Essentially, Hank was ridiculed for his animal-like appendages until finding success as an athlete, which brings him to the attention of Professor Xavier. When his success leads some to suspect Hank is a mutant, Xavier invites him to his school. This origin will be elaborated on later in the series, but aside from the addition of a one-note super-villain to the proceedings, little is changed.

Beast's parents also appear for the first time. Moreso than any of the other original X-Men, very little is ever done with them.

A Work in Progress:
The credits now refer to the team as "the most unusual fighting team of all time" instead of "the most unusual teenagers of all time."

Trask says that he didn't create the Sentinels; he created Master Mold, who created the Sentinels. But Master Mold still needs Trask's help to create more Sentinels. It's all a bit dodgy.

Jean is able to use her telekinesis to essentially fly alongside Angel.


While in his astral form, Xavier bombards Beast with "sharp thought particles." That frankly doesn't make much sense...


Ah, the Silver Age:
Beast attributes his mutation to the fact that his parents worked at an atomic facility, further strengthening the correlation in these early issues between radiation and mutation.

The Sentinels fire "nature activator rays" at the X-Men, causing the landscape around them to go wild. They, of course, no exactly what they are.

Those same rays are being fired by three Sentinel gunners. And Professor X manages to knock them out using telepathy.

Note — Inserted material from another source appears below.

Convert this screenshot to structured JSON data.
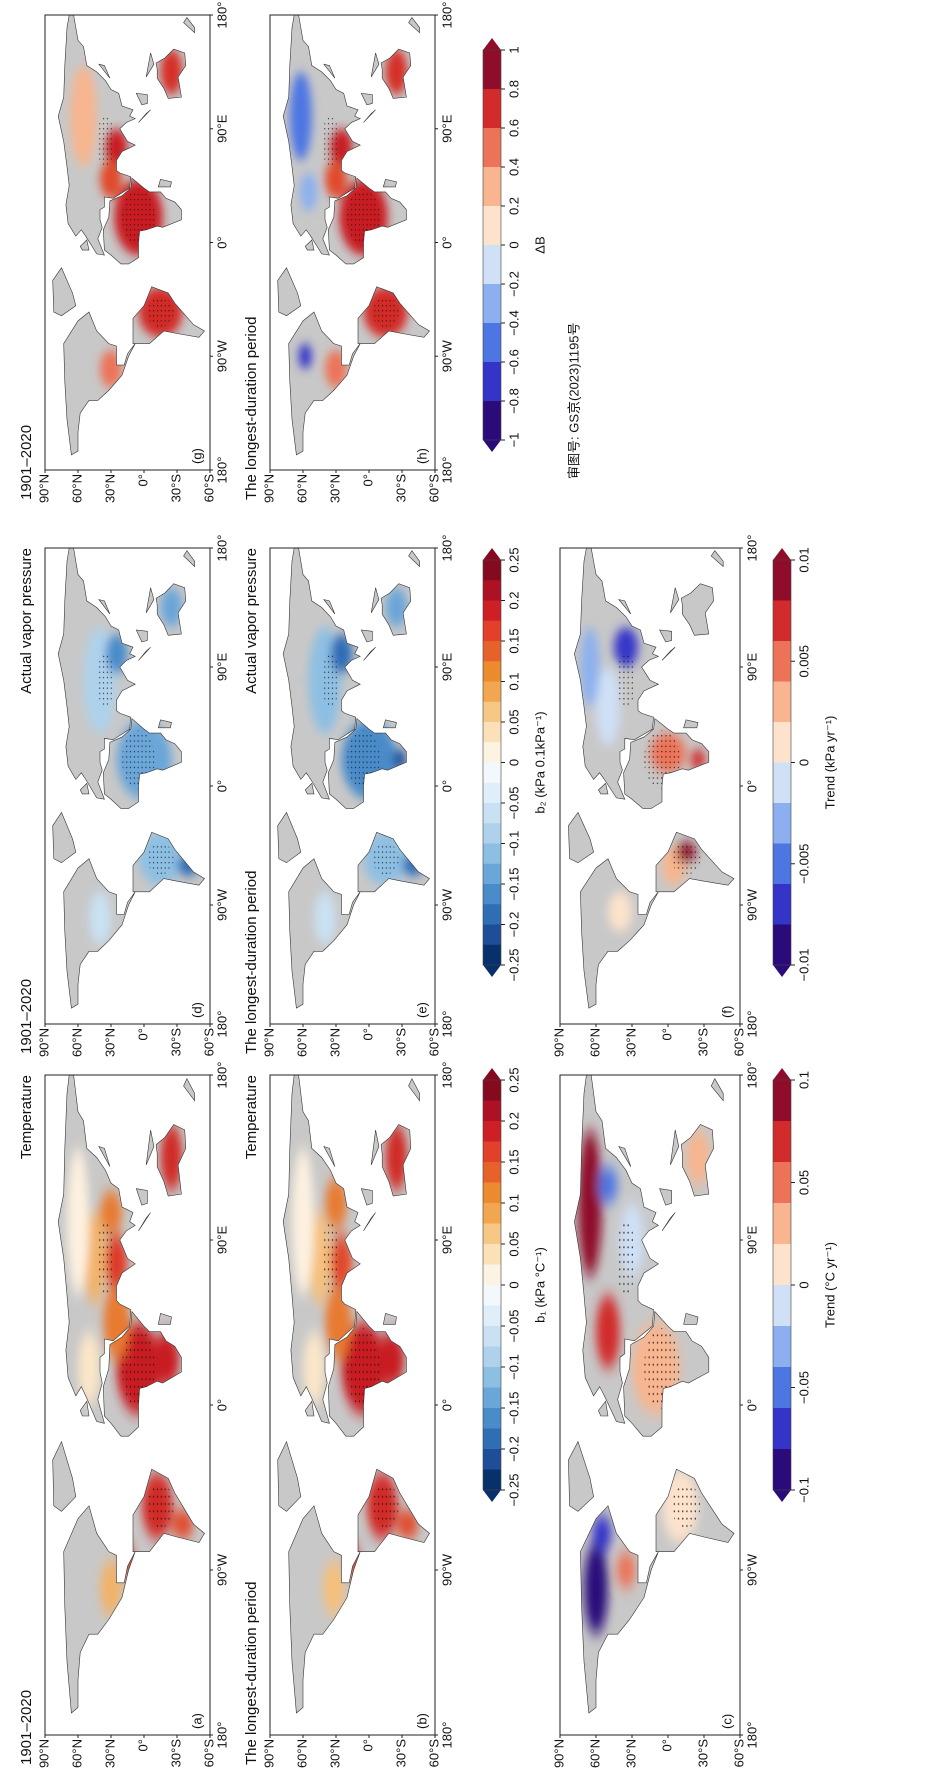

Iceman and Beast attempt to infiltrate the Sentinels' base by creating an ice glider then having Cyclops use the force of his optic blast launch them towards the base. The glider turns out to be less than aerodynamically sound, and when they are about to tumble off it, the Sentinels capture them and take them inside the base. Seems like that all "ice glider" plan wasn't too well thought out.


For Sale: "No real 'X-Ray' vision is obtained, but you get an illusion of 'X-Ray' vision so amazing you'll hardly believe your eyes."

What do you mean, I don't get real X-Ray vision?



Teebore's Take: Aside from the introduction of Master Mold, this issue is little more than one long fight scene. Even Beast's origin is pedestrian and feels shoe-horned in to draw out the story (if making the X-Men mutants is an easy way of explaining how they got their powers, the downside, as we'll see further down the road, is that their "origin" stories are fairly dull and repetitive. Beast's, for example, follows the standard pattern of radiation-ridiculed for being different-feared for being different-running from a mob which garners the attention of Professor X).

It's always fun to see the X-Men fighting big robots, and this issue does have some Silver Age quirkiness to it, but has little beyond that going for it, especially coming after last issue.

2 comments:

  1. I like my sentinels silent- it wierds me out when they talk like people.

    I want to know what simulated X-Ray vision actually looks like

    -A

    ReplyDelete
  2. I agree: Sentinels talking is just weird. In this case, they sound too human for robots, and too robotic for humans, and it's offputting.

    Even if I read their dialogue in the mechanical voice they used for the Sentinels' dialogue in the X-Men cartoon.